Because they come from different sources, margarine and butter have different flavor profiles. Margarine’s flavor differs depending on the maker’s formula, but the main taste of margarine is the fat used to make it plus artificial butter along with some dairy elements.
Butter’s flavor comes from the butterfat and cream it contains. It is generally rich with some sweetness depending on the quality of the milk from which it comes.
Can you use margarine as a substitute for butter and vice versa?
From a flavor standpoint, margarine can usually work in place of butter if you are using it as a spread for bread. Additionally, some margarines can work as 1:1 butter substitutes in baked goods. Many are better at standing up to high temperatures than butter would be, so you can use them for frying.

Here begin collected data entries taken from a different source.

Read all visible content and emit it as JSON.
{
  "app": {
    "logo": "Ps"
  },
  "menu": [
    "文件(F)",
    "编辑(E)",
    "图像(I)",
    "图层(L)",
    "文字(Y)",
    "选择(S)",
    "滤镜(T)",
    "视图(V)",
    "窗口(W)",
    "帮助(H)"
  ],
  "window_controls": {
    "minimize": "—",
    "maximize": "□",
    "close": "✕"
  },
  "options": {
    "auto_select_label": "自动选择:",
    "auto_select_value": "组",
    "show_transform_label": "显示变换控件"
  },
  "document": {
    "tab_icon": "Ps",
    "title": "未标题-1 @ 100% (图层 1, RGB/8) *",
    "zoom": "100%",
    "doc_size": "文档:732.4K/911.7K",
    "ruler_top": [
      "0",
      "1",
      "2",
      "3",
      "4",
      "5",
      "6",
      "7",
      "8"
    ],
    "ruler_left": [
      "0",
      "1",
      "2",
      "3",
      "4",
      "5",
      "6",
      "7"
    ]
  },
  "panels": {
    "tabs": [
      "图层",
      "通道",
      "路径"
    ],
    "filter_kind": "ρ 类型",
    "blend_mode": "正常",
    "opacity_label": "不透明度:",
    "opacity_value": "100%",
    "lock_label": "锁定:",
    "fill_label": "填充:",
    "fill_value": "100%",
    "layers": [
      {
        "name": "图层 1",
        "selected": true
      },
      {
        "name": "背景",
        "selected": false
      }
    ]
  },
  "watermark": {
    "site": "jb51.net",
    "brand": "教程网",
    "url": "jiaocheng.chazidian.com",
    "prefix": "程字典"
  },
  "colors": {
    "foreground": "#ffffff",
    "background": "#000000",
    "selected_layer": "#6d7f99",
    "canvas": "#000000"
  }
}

Butter can be used as a margarine substitute in many instances but not all. Again, this depends on the margarine. Some may have a higher or lower fat content than butter and that will affect how butter functions in those recipes. Only room temperature butter will be a good spread for bread.
When should you use margarine, and when should you use butter?
Use non-hydrogenated margarine if you are trying to consume healthy fats. Partially hydrogenated margarine offers no advantage over butter except for price so use those only if you are trying to save money.
Use butter in dishes where the flavor is your priority. It is a consistent product for baking and for some kinds of sautéing.